Ternyata disana ada ular besar yang sedang
berkelahi,”
Tuaka dan
emaknya segera berlindung di balik sebuah pohon yang cukup besar. Dari balik
pohon itu, Tuaka dan emaknya terus menyaksikan dua ekor ular itu saling
bergumul dan belit-membelit.
·
Tuaka : “Apa yang mereka perebutkan, Mak?”
·
Ibu : “Mak juga tak tahu! Diamlah Tuaka, nanti
mereka mengetahui
keberadaan
kita,”
Tak lama
kemudian, perkelahian kedua ekor ular tersebut akhirnya usai. Tuaka dan emaknya
keluar dari balik pohon, lalu mendekat ke tempat kejadian itu. Mereka mendapati
salah satu ular sudah mati, sedangkan ular lainnya terluka. Ular yang terluka
itu menggigit sebuah benda berkilau, yang ternyata adalah sebutir permata
(kemala) yang sangat indah. Ular itu tampak kesakitan oleh luka-lukanya.
·
Tuaka : “Mak, kasihan ular yang terluka itu. Mari kita tolong,”
·
Ibu : “Ya, mari kita bawa
pulang, supaya kita bisa obati di rumah,”
·
Tuaka : “Iya, Mak.”
Tuaka memasukkan ular itu ke dalam karung yang dibawa
emaknya, lalu membawanya pulang.
Sampai di rumah, Emak Tuaka segera mencari daun-daunan
yang berkhasiat, menumbuknya, lalu membubuhkannya pada luka-luka di tubuh ular
itu, sedangkan Tuaka membersihkan luka dan menjaga keadaan ular tersebut.
·
Ibu : “Ini Mak sudah menumbuk daun-daunan untuk mengobati
ular
ini,”
·
Tuaka : “Biar Tuaka yang membubuhkan obat untuk ular
ini mak,”
·
Ibu : “Semoga saja ular ini cepat pulih,”
·
Tuaka : “Iya, Mak.”
Beberapa hari kemudian, ular yang sudah mulai sembuh itu tiba-tiba hilang
dari keranjang. Permata yang selalu dia lindungi di dalam lingkaran badannya
ditinggalkan di dalam keranjang. Tuaka dan emaknya terheran-heran.
·
Tuaka : “Mak.. Mak..” (memamnggil-manggil Emak)
·
Ibu : “Iyaa, Tuaka. Ada apa?”
·
Tuaka : “Mak, kemana pergi ular kemarin tu?”
·
Ibu : “Apa dikeranjangnya tidak ada?”
·
Tuaka : “Tak ada, Mak. Tampaknya dia sudah sembuh
dan pergi. Tapi,
mengapa
dia tinggalkan permata indahnya ini ya, Mak?”
·
Ibu : “Ah, iya. Permatanya tidak dibawa.”
·
Ibu : “Barangkali dia ingin berterimakasih kepada
kita karena kita
sudah
menolongnya. “
·
Tuaka : “Jadi, bagaimana dengan permata ini, Mak?”
·
Ibu : “Sebaiknya permata ini kita jual kepada saudagar.

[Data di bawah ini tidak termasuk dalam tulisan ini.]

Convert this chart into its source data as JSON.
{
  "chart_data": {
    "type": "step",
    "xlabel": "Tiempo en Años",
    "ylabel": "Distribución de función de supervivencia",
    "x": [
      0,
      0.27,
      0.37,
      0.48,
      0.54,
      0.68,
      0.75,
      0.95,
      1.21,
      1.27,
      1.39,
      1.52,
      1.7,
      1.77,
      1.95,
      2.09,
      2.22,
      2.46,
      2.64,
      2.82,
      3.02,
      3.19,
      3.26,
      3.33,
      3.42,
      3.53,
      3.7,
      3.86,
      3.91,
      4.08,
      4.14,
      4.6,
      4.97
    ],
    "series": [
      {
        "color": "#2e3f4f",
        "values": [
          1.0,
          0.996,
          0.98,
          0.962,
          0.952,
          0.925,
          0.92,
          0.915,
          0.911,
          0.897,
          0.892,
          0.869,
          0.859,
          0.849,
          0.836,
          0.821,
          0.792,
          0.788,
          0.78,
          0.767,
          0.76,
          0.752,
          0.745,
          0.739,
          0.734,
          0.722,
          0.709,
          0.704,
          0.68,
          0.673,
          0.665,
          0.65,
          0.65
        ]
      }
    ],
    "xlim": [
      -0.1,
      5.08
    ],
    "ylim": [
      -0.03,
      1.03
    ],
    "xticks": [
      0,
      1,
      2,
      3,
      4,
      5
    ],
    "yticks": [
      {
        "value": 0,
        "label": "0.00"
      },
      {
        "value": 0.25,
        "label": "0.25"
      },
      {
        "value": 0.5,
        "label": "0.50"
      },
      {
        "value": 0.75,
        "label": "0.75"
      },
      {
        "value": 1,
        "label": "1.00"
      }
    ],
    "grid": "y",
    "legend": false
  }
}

Agar uangnya bisa kita gunakan untuk berjualan, dan kita tidak akan hidup
miskin lagi.”
·
Tuaka : “Baiklah kalau begitu, Mak. Besok pagi,
Tuaka akan pergi ke
Bandar
untuk menawarkan permata indah ini kepada saudagar
disana.”
Keesokan harinya, pergilah Tuaka ke Bandar. Sesampai disana, Tuaka
berkeliling kesana-kemari mencari saudagar yang berani membeli permatanya
dengan harga yang tinggi. Hampir semua saudagar di bandar itu ia tawarkan,
namun tak ada yang berani membelinya. Tuaka pun mulai putus asa. Tuaka berniat
membawa pulang permata itu kepada emaknya.
·
Tuaka : “Kemana lagi aku harus menawarkan permata
ini. Tidak ada
satupun
saudagar yang berani membeli permata ini dengan harga
tinggi.”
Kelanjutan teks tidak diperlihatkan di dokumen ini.